GBP: sterling down ahead of PM’s speech on Tuesday
The current spell of sterling weakness started on Thursday when it was announced that May was going to deliver her long-awaited Brexit speech this Tuesday. While the pound depreciated against both the dollar and euro on Friday, it didn’t break the current trading range that we’d seen recently.
May’s speech will be closely watched and interpreted by the markets as well as European leaders. Last week the Guardian reported that ministers believe that the government was very likely to lose the Supreme Court case. We should find out either this or next Wednesday. The newspaper went on to state that the government had asked the court for early sight of the decision in order to plan ahead. There is speculation that this indicates that the Supreme Court will make an announcement this Wednesday.
In addition to May’s speech, this week is packed full of tier-one economic data releases. On Tuesday we have the UK’s key inflation reading, which is expected to push up to 1.4% from 1.2%. The Bank of England has already highlighted that UK inflation is set to rise.
This is followed by unemployment data and average earnings on Wednesday. The unemployment rate is expected to remain constant at 4.8% whilst average earnings are expected to come in slightly higher. Average earnings will remain a focus of attention, especially if the inflation figure exceeds it. The final key economic reading is due on Friday in the form of Retail Sales data which is expected to increase by 6.4% year on year. This figure is key as it makes up a large proportion of the UK’s GDP.

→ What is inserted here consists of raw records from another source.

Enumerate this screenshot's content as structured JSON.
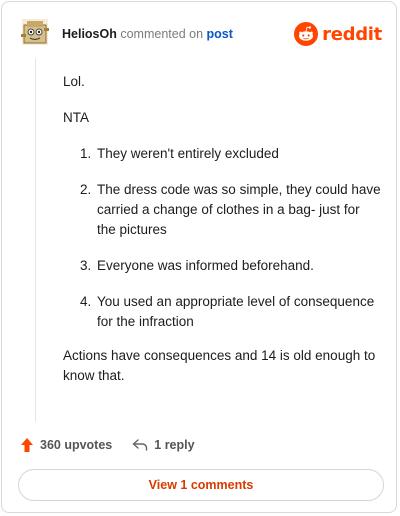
{
  "header": {
    "username": "HeliosOh",
    "action_text": "commented on",
    "post_link": "post",
    "logo_text": "reddit"
  },
  "comment": {
    "paragraph1": "Lol.",
    "paragraph2": "NTA",
    "list": [
      "They weren't entirely excluded",
      "The dress code was so simple, they could have carried a change of clothes in a bag- just for the pictures",
      "Everyone was informed beforehand.",
      "You used an appropriate level of consequence for the infraction"
    ],
    "paragraph3": "Actions have consequences and 14 is old enough to know that."
  },
  "actions": {
    "upvotes": "360 upvotes",
    "replies": "1 reply"
  },
  "footer": {
    "view_comments": "View 1 comments"
  },
  "colors": {
    "accent": "#ff4500",
    "link": "#0a56c2",
    "button_text": "#d93a00"
  },
  "icons": {
    "avatar": "snoo-avatar",
    "logo": "reddit-snoo-icon",
    "upvote": "upvote-arrow-icon",
    "reply": "reply-arrow-icon"
  }
}
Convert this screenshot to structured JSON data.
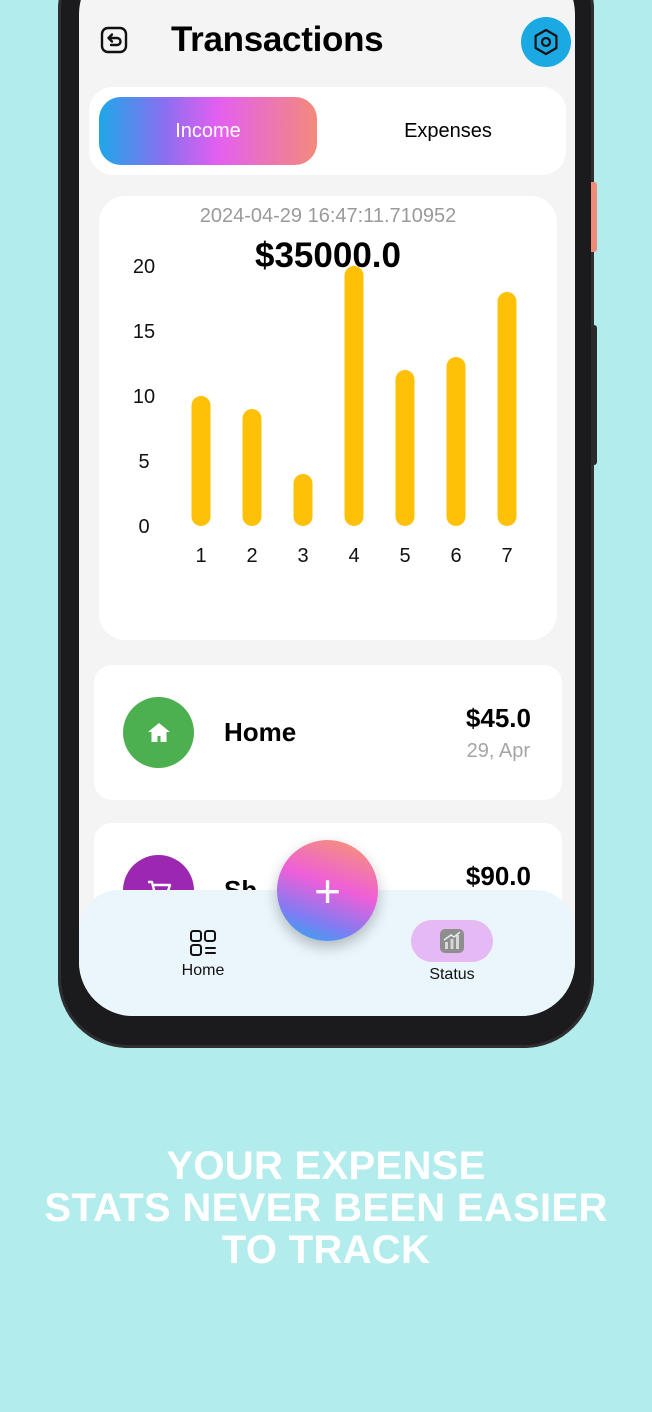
{
  "header": {
    "title": "Transactions"
  },
  "tabs": {
    "income_label": "Income",
    "expenses_label": "Expenses"
  },
  "summary": {
    "timestamp": "2024-04-29 16:47:11.710952",
    "total": "$35000.0"
  },
  "chart_data": {
    "type": "bar",
    "categories": [
      "1",
      "2",
      "3",
      "4",
      "5",
      "6",
      "7"
    ],
    "values": [
      10,
      9,
      4,
      20,
      12,
      13,
      18
    ],
    "y_ticks": [
      "0",
      "5",
      "10",
      "15",
      "20"
    ],
    "ylim": [
      0,
      20
    ],
    "bar_color": "#ffc107",
    "grid": false
  },
  "transactions": [
    {
      "name": "Home",
      "amount": "$45.0",
      "date": "29, Apr",
      "color": "#4caf50",
      "icon": "home-icon"
    },
    {
      "name": "Sh",
      "amount": "$90.0",
      "date": "",
      "color": "#9c27b0",
      "icon": "cart-icon"
    }
  ],
  "bottom_nav": {
    "home_label": "Home",
    "status_label": "Status"
  },
  "fab": {
    "label": "+"
  },
  "tagline": {
    "line1": "YOUR EXPENSE",
    "line2": "STATS NEVER BEEN EASIER",
    "line3": "TO TRACK"
  },
  "colors": {
    "background": "#b2ecec",
    "accent": "#1aa9e3",
    "income_gradient": [
      "#1fa7e9",
      "#e45ff0",
      "#f38a7b"
    ],
    "nav_active": "#e4b9f4"
  }
}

No doubt this will be a big week for British importers and exporters as new key economic data will paint a better picture of how the economy is performing. May’s speech will either instill optimism or fear. Businesses with any unhedged currency exposure may want to give their currency provider a call today to discuss this.
EUR: ECB interest rate decision to dominate the week ahead
This week the new data year is really kicking off in the Eurozone. Today sees the release of the EU’s trade balance as well as Italian consumer price and French bonds data.
On Tuesday the well-respected Centre for European Economic Research in Mannheim (ZEW) will release economic sentiment data for Germany and the bloc as a whole which will be closely watched by investors.
German and Eurozone consumer price data will follow on Wednesday. The most important day for data releases in the Eurozone will be Thursday when the European Central Bank is announcing its interest rate decision – something that, were it to change (which is not expected), would almost certainly drastically affect the euro.
On Friday only German producer price information is due to be released.
USD: it’s Trump’s inauguration week
It’s this Friday when Donald Trump will officially become President of the United States.
The day before that, a number of Federal Reserve members will be speaking. Any talk of interest rate hikes or trimming the size of the Fed’s bank balance sheet should give the dollar another boost. The dollar is widely expected to remain strong in the short to medium term.
Last week’s US retail sales figures saw a month-on-month increase in December, by 0.6%, after gaining 0.2% in November. Consumer confidence was little changed in January but still at near 12-year highs.
Whilst the dollar maintains its strength against sterling, it has had its worst week in two months across the board. Had it not been for May’s comments the weekend before last, potentially we could have seen a sterling rally against the dollar.
Markets have become slightly concerned about Trump’s Presidency, especially as recently there hasn’t been any talk of the fiscal stimulus, which was mentioned so often during his election campaign, and instead Trump’s focus seems to be on building walls on the border of Mexico.